たまたま今月、子ども達の集まりで簡単に作れるクラフトを頼まれて、かたつむりを作る予定をしていたら、この日の手遊びが「でんでんむし」で嬉しくなりました♪ちなみに「でんでんむし」はもともと方言で「出出虫」(ででむし)で、殻から出よ出よとはやし立てた事が語源と言われているそうです。


手遊び歌・でんでんむし

でんでんでんでん でんでんむし どーこだ
るんるるんの るんるるん るんるるんの るんるるん
葉っぱの上に ニョキ!

葉っぱ葉っぱ葉っぱ 葉っぱは どーこだ
るんるるんの るんるるん るんるるんの るんるるん
木の枝に パッ!

語り
1. 牛飼いと織姫/語りの森昔話集5/語りの森
2. こすずめのぼうけん/おはなしのろうそく13/東京子ども図書館
3. ふるやのもり/おはなしのろうそく4/東京子ども図書館
4. ホレばあさん/語るためのグリム童話集2/小峰書店
5. 弓の名人/奈良の民話1/奈良の民話を語り継ぐ会
6. かにかに、こそこそ/日本の昔話/福音館書店

ヤンさんの語り
7. ミアッカどん/イギリスとアイルランドの昔話/福音館書店

講評
・最初に出て来る大事な言葉は特に気を付けて「立てる」。
・「くり返し」は聞き手である子どもにとって安心、期待、推測。
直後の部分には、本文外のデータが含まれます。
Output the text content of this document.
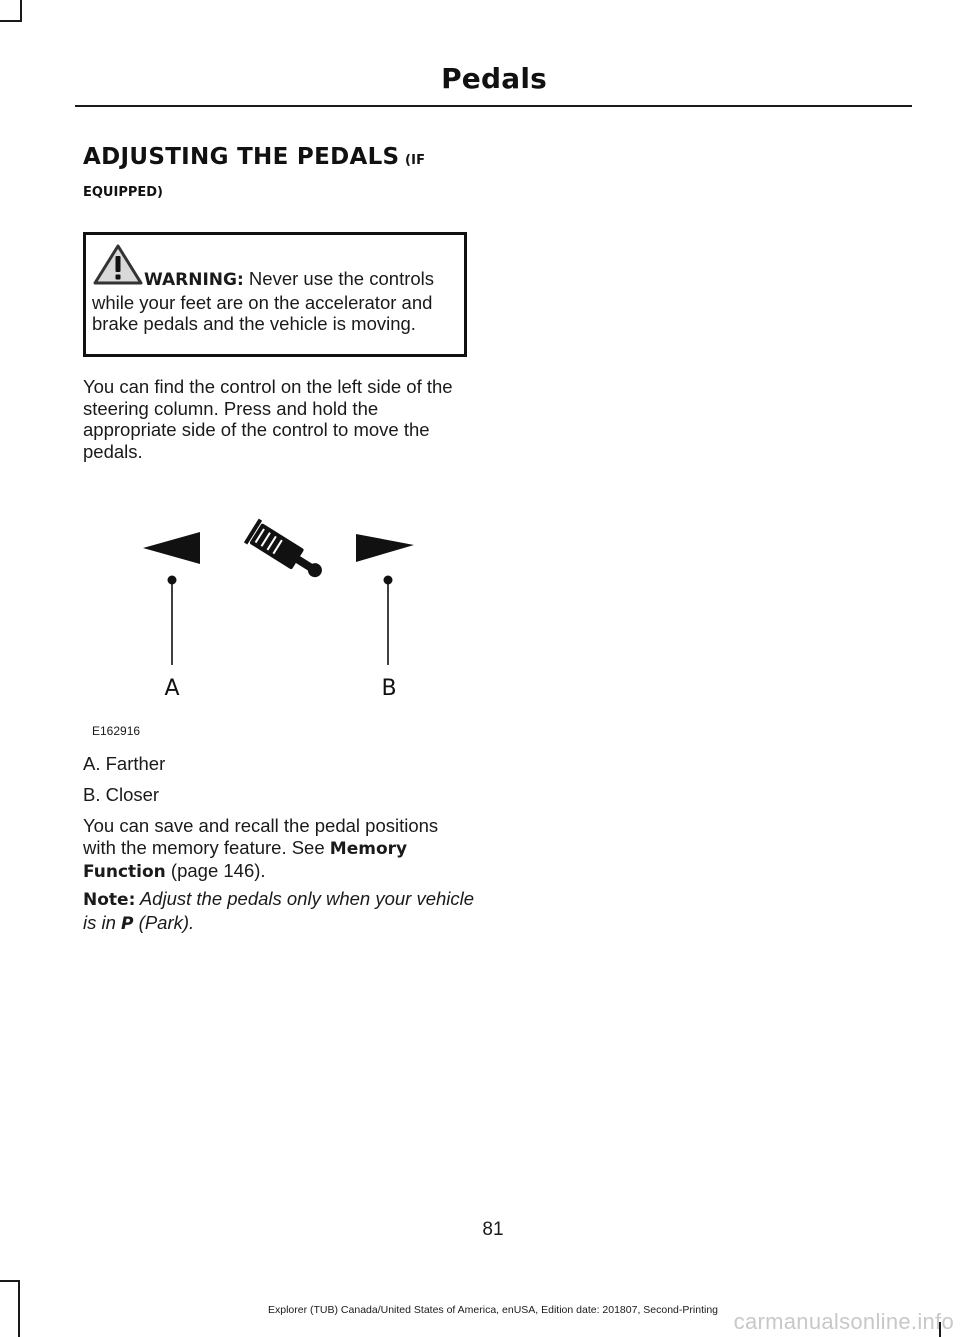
Pedals
ADJUSTING THE PEDALS (IF
EQUIPPED)
WARNING: Never use the controls while your feet are on the accelerator and brake pedals and the vehicle is moving.

You can find the control on the left side of the steering column. Press and hold the appropriate side of the control to move the pedals.

A	B
E162916

A. Farther

B. Closer

You can save and recall the pedal positions with the memory feature. See Memory Function (page 146).

Note: Adjust the pedals only when your vehicle is in P (Park).

81
Explorer (TUB) Canada/United States of America, enUSA, Edition date: 201807, Second-Printing carmanualsonline.info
同じようなくり返しを聞き手が飽きないように語ることは大事。
・お話を自分なりにしっかりイメージすること、実体験と重ねることはお話を覚えること、語る上で必要。
・再話者のテキストの言葉の使い方を好きで馴染みがなければ、覚えにくいこともある。

今回はイメージについてみなさんのご意見が色々と聞けておもしろかったです。私なりにまとめてみると、イメージをするということは、まずはひとつひとつの場面に自分の五感をフル活用させることがいかにできるか。お話の丸覚えになっていないかという事が大事。もちろん、そのお話への解釈や語る事に迷いがあれば、それも聞き手に影響してしまうので、自分の中で納得し解決する事は必要です。それとは別に、例えば水の音が聞こえたり、森の匂いがしたり、涼しさを感じたり、水の深さや冷たさなどをひとつひとつの場面にいかに重ねられるかということなのかなと。
ちなみに私は、暑い夏場に冬の話を覚えるのが好きです。お話の中にしばしの「涼」を求めるわけです。

次回の初級クラスは7月11日(火)です。